Friendliness does not have to be spectacular. Praise, a compliment or a helping hand are simple but effective means. « Helping makes you happy, » says Borbonus. And a smile works wonders – « Many people smile back when you smile at them, » says Blum. This creates positive encounters and is infected. Even polite formulas such as « please » and « Thank you » are much more than phrases – they show appreciation and build trust.

7. Be binding:

« Bindingness forms the basis for trust, » explains René Borbonus. There are no good relationships without trust. The basic rule is simple: keep promise. It is not just about great commitments – also count small gestures of durability. « The importance of continuity is massively underestimated » – if you regularly show interest and keep in touch, you will be perceived as a reliable interlocutor.

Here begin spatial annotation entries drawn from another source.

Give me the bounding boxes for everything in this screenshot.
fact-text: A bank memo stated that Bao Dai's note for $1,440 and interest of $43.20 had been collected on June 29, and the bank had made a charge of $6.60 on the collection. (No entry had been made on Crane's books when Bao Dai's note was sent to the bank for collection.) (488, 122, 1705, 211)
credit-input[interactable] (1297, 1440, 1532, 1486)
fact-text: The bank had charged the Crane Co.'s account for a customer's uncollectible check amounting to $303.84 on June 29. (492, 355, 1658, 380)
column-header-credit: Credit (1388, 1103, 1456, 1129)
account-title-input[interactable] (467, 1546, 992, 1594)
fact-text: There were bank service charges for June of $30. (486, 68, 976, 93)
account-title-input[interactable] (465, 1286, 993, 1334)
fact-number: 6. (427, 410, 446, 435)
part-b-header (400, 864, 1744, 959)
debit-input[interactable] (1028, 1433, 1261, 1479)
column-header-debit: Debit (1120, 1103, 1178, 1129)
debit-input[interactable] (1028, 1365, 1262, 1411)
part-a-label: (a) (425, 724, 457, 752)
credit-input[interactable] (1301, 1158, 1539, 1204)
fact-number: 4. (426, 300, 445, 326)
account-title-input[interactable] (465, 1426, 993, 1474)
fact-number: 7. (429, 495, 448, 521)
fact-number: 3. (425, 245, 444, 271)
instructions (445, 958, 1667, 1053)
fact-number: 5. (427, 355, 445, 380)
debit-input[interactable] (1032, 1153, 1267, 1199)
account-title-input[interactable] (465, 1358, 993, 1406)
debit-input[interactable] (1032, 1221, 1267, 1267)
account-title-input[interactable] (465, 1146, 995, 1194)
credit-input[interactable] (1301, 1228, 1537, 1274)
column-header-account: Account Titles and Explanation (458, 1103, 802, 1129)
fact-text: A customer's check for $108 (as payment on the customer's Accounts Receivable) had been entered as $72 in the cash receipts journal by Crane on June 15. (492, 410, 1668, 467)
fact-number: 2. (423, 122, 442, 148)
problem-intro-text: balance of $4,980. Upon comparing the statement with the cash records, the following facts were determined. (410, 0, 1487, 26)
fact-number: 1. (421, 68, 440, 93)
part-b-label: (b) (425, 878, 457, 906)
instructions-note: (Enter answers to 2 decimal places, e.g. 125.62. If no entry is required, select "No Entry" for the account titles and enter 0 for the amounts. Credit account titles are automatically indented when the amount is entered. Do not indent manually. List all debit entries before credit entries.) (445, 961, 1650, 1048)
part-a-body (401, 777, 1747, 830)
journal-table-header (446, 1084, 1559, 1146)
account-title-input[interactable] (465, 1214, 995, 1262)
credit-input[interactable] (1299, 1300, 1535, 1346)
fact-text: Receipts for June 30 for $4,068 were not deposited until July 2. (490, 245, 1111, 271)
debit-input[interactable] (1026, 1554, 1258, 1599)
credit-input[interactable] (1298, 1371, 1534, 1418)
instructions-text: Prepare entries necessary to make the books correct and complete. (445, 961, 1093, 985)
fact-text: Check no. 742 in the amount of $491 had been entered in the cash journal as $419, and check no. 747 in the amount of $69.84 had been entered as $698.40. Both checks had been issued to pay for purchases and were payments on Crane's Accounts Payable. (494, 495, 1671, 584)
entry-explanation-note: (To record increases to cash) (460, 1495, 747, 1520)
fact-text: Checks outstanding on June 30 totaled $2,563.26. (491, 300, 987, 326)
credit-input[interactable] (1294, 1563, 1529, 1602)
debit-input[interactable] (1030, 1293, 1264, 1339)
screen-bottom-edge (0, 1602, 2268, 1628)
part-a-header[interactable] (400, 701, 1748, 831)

Those who put the smartphone out of their hands testify more respect and can better perceive the other. Photo: Christin Klose/dpa-tmn

Friendly? But definitely!

Friendliness only works if it comes out of inner strength – and not out of fear of rejection. « Friendliness is not a weakness, » says Nora Blum. But many incorrectly set them with compliance. « It is much friendlier to clearly pronounce your needs, to set limits and to be able to say no so that the other person does not grope in the dark. »

Especially in the world of work, the idea persists that success is only possible with hardness and assertiveness. « The old stereotype from the tough manager who has to extend the elbow is deep, » says Blum. But the reality shows that those who communicate friendly and stay consistent wins allies instead of opponents.